Grandes figures du romantisme musical français | 13 février 2007
Le romantisme musical français a-t-il existé ? La réponse la plus courante tient dans un seul nom : celui d'Hector Berlioz qui soulignerait à la fois l'existence, dans notre pays, d'un génie digne des grands romantiques allemands - et en même temps son isolement, puisqu'il serait quasiment seul à incarner ce mouvement, dans un océan de médiocrité, tout entier dévolu à l'opéra et à l'itanianisme débridé.
Cette conception pour le moins simpliste n'était sans doute pas pour déplaire à Berlioz, principal promoteur de sa propre image de génie isolé et persécuté. Il est vrai, d'ailleurs, que la France apparaît pour le moins "décalée" dans l'histoire du romantisme - apparu bien plus tôt en Angleterre avec Byron et en Allemagne avec Goethe. En musique, le répertoire de symphonies et de musique de chambre, si important dès Beethoven et Schubert, ne s'affirmera chez nous qu'à la fin du XIXe siècle, avec Franck, Saint-Saëns et leurs héritiers.
Mais à cette vision réductrice, on peut en opposer une autre, en rappelant que Paris fut, par d'autres aspects, la véritable capitale du romantisme musical : lieu de révélation des grands virtuoses comme Liszt, Paganini et Chopin (d'ailleurs à moitié français) ; scène principale de l'opéra romantique italien (Bellini, Verdi, Donizetti sont tous plus ou moins parisiens) ; et même berceau de l'orchestre moderne - Wagner lui même déclarant avoir "entendu" vraiment pour la première fois Beethoven à Paris, sous la direction d'Habeneck.
Ainsi, plutôt que nier ou d'exagérer l'importance du romantisme musical en France, convient-il d'en préciser les caractères et spécificités, largement illustrés par ce programme :
- L'importance de l'inspiration littéraire d'abord, qui prend un éclat particulier chez Berlioz. Ses véritables modèles se nomment Goethe ou Byron, omniprésents dans son oeuvre lyrique (/La damnation de Faust/) ou dans sa musique symphonique (/Harold en Italie/).
- La place centrale de l'opéra qui reste, tout au long du XIXe siècle, le genre le plus prisé en France. Il n'en participe pas moins à l'esthétique romantique, avant même Berlioz (dans /Zampa/ d'Herold ou /La dame blanche/ de Boieldieu) puis chez ses successeurs comme Gounod qui reprend le sujet de /Faust/ et se verra lui même qualifier par ses ennemis de "wagnériste", autrement dit de romantique déchaîné.

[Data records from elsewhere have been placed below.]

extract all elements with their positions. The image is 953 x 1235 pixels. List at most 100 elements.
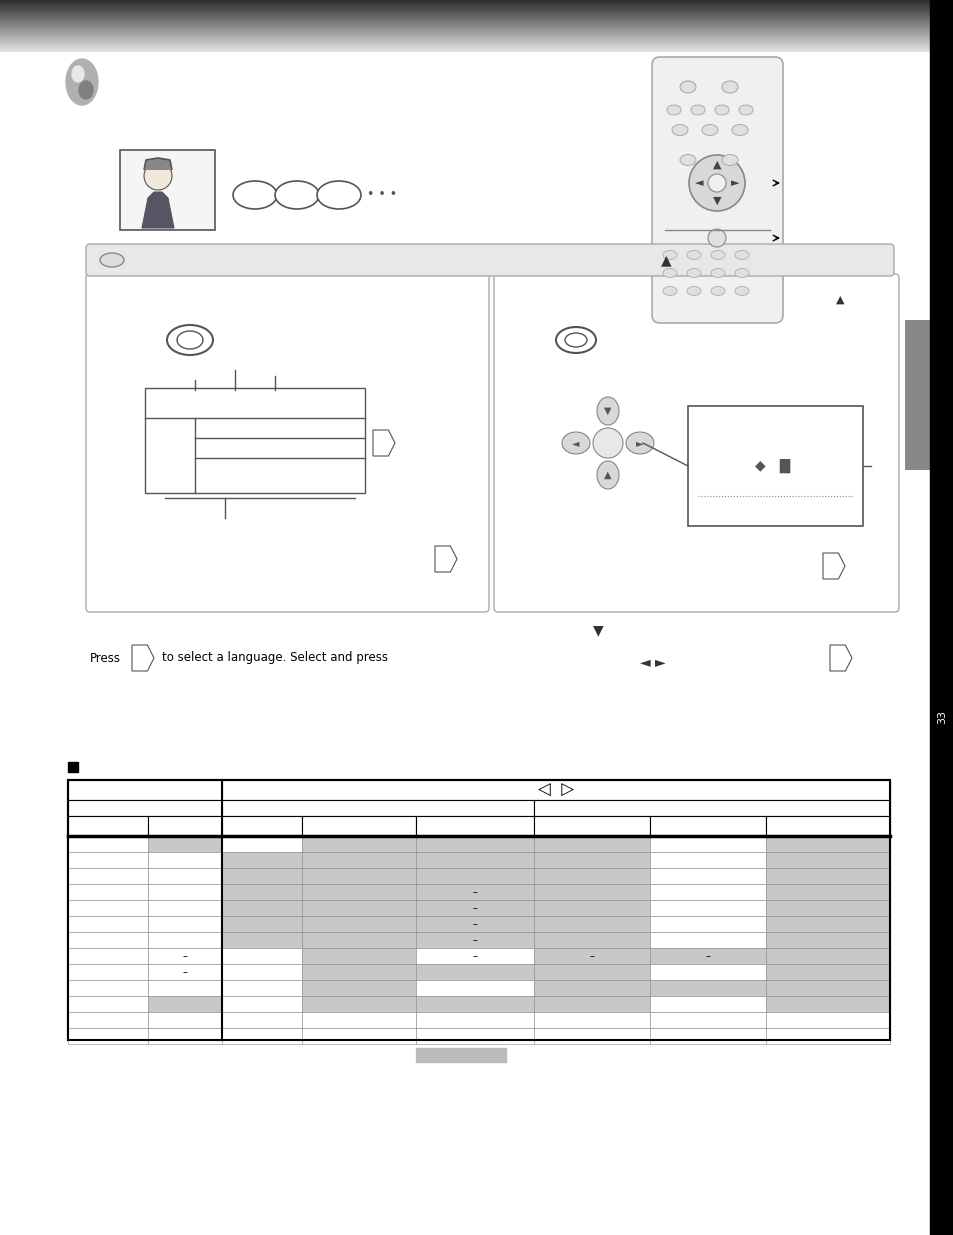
Bar xyxy=(222,981,302,995)
Bar xyxy=(148,900,222,916)
Bar xyxy=(534,868,649,884)
Bar xyxy=(765,916,889,932)
Bar xyxy=(148,965,222,981)
Ellipse shape xyxy=(100,253,124,267)
Ellipse shape xyxy=(233,182,276,209)
Circle shape xyxy=(707,228,725,247)
Bar xyxy=(302,965,416,981)
Bar xyxy=(302,1011,416,1028)
Bar xyxy=(68,995,148,1011)
Bar xyxy=(68,836,148,852)
Bar xyxy=(765,852,889,868)
Bar xyxy=(765,1028,889,1044)
Bar xyxy=(68,868,148,884)
FancyBboxPatch shape xyxy=(86,274,489,613)
Bar xyxy=(222,1028,302,1044)
Bar xyxy=(222,800,534,816)
Ellipse shape xyxy=(690,105,704,115)
Ellipse shape xyxy=(734,287,748,295)
Bar xyxy=(534,1028,649,1044)
Ellipse shape xyxy=(679,154,696,165)
Text: • • •: • • • xyxy=(367,189,396,201)
Ellipse shape xyxy=(597,396,618,425)
Ellipse shape xyxy=(671,125,687,136)
Bar xyxy=(68,781,222,800)
Ellipse shape xyxy=(66,59,98,105)
Bar xyxy=(416,1049,505,1062)
Bar xyxy=(649,995,765,1011)
Text: to select a language. Select and press: to select a language. Select and press xyxy=(162,652,388,664)
Bar xyxy=(68,800,222,816)
Polygon shape xyxy=(373,430,395,456)
Bar xyxy=(68,884,148,900)
Bar xyxy=(68,781,889,1040)
Bar xyxy=(68,1028,148,1044)
Bar xyxy=(416,816,534,836)
Bar xyxy=(68,948,148,965)
Text: ►: ► xyxy=(730,178,739,188)
Bar xyxy=(765,932,889,948)
Bar xyxy=(534,884,649,900)
Bar xyxy=(534,981,649,995)
Bar xyxy=(68,762,78,772)
Text: –: – xyxy=(472,887,476,897)
Bar xyxy=(148,932,222,948)
Ellipse shape xyxy=(167,325,213,354)
Circle shape xyxy=(707,174,725,191)
Bar xyxy=(416,1028,534,1044)
Text: ▼: ▼ xyxy=(712,196,720,206)
Bar xyxy=(68,781,889,1040)
Bar xyxy=(148,995,222,1011)
Bar xyxy=(649,1011,765,1028)
Polygon shape xyxy=(132,645,153,671)
Bar xyxy=(302,916,416,932)
Bar xyxy=(416,995,534,1011)
Bar xyxy=(148,916,222,932)
Bar xyxy=(302,852,416,868)
Bar xyxy=(68,916,148,932)
Bar xyxy=(765,868,889,884)
Bar xyxy=(765,995,889,1011)
Bar xyxy=(68,816,148,836)
Bar xyxy=(649,884,765,900)
Ellipse shape xyxy=(662,287,677,295)
Ellipse shape xyxy=(714,105,728,115)
Ellipse shape xyxy=(710,251,724,259)
Bar xyxy=(416,1011,534,1028)
Ellipse shape xyxy=(71,65,84,82)
Ellipse shape xyxy=(731,125,747,136)
Ellipse shape xyxy=(177,331,203,350)
Text: –: – xyxy=(472,935,476,945)
Circle shape xyxy=(688,156,744,211)
Ellipse shape xyxy=(686,268,700,278)
Polygon shape xyxy=(822,553,844,579)
Text: ▼: ▼ xyxy=(603,406,611,416)
Bar xyxy=(765,948,889,965)
Bar xyxy=(145,388,365,493)
Text: Press: Press xyxy=(90,652,121,664)
Text: ◆  ▐▌: ◆ ▐▌ xyxy=(754,459,795,473)
Text: ◁  ▷: ◁ ▷ xyxy=(537,781,574,799)
Bar xyxy=(649,1028,765,1044)
Bar xyxy=(416,965,534,981)
Text: ▼: ▼ xyxy=(592,622,602,637)
Text: ▲: ▲ xyxy=(603,471,611,480)
Bar xyxy=(649,868,765,884)
Ellipse shape xyxy=(666,105,680,115)
Bar xyxy=(765,965,889,981)
Ellipse shape xyxy=(662,251,677,259)
Ellipse shape xyxy=(739,105,752,115)
Ellipse shape xyxy=(734,268,748,278)
Text: –: – xyxy=(472,903,476,913)
Ellipse shape xyxy=(734,251,748,259)
Bar xyxy=(534,900,649,916)
Bar xyxy=(302,981,416,995)
Bar xyxy=(222,852,302,868)
Bar xyxy=(222,995,302,1011)
Bar xyxy=(416,948,534,965)
Bar xyxy=(765,816,889,836)
Text: ◄ ►: ◄ ► xyxy=(639,656,665,671)
Bar xyxy=(929,0,953,1235)
Text: ◄: ◄ xyxy=(572,438,579,448)
Ellipse shape xyxy=(561,432,589,454)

- L'importance du répertoire de "mélodie" qui va prendre le relais de la romance de salon et jouer, dans notre pays, le même rôle que le lied en Allemagne. On en trouve de très beaux accomplissements chez Berlioz mais aussi chez son contemporain Félicien David dont les poèmes conservent une fraîcheur schubertienne. Très importantes, les mélodies de Gounod feront le pont entre le romantisme et la musique française moderne, toute en nuances harmoniques et en inflexions subtiles pour mettre en lumière le texte chanté.
- Le goût de l'effet, le sens de la trouvaille sonore reste toutefois, probablement, le trait le plus caractéristiques de la musique française, des pièces de Couperin jusqu'à l'"impressionnisme". Il se manifeste à la fois chez Berlioz (son génie de l'orchestration), chez Félicien David, auteur de l'étonnant /Désert/ et chez ce grand oublié qu'est Charles Valentin Alkan. Virtuose admiré, promoteur de la musique de Bach en France, avant-gardiste et socialiste illuminé, Alkan déploie comme compositeur une imagination saisissante qui donne à son clavier quelque chose de fantastique et de possédé.

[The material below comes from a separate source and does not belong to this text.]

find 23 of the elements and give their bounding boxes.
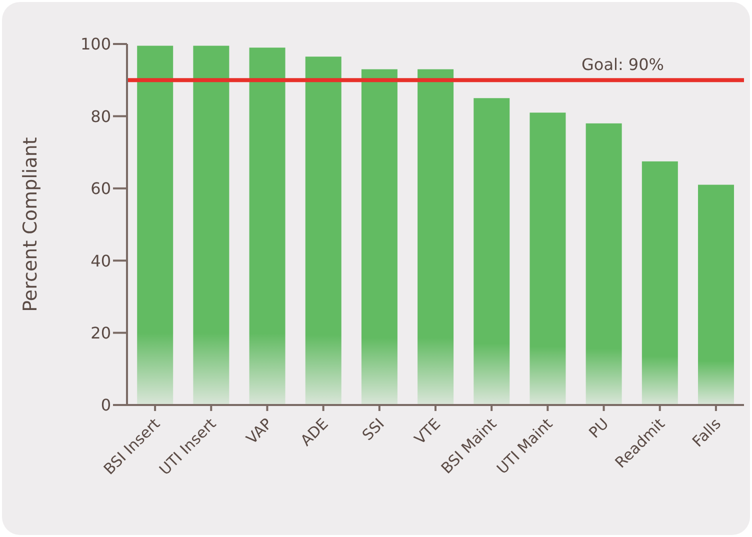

Ces quelques traits suffisent à montrer la richesse et la diversité du romantisme musical français... même quand il se déploie sur d'autres terrains que la musique allemande, et montre notamment une cerrtaine pauvreté dans le domaine de la musique de chambre.
La figure de Georges Onslow, qui conclura ce programme, montre pourtant, là encore, une activité fervente, quoique relativement isolée. Ce musicien d'origine anglaise, formé en Allemagne où sa musique restera longtemps au répertoire, connaîtra assez de succès pour entrer à l'académie des Beaux Arts. Il laisse une oeuvre abondante de 36 quatuors, 34 quintettes, et nous sommes heureux d'en donner à redécouvrir, ce soir, quelques fragments, pour achever de démontrer que la question du romantisme musical français reste pour le moins ouverte, complexe et passionnante.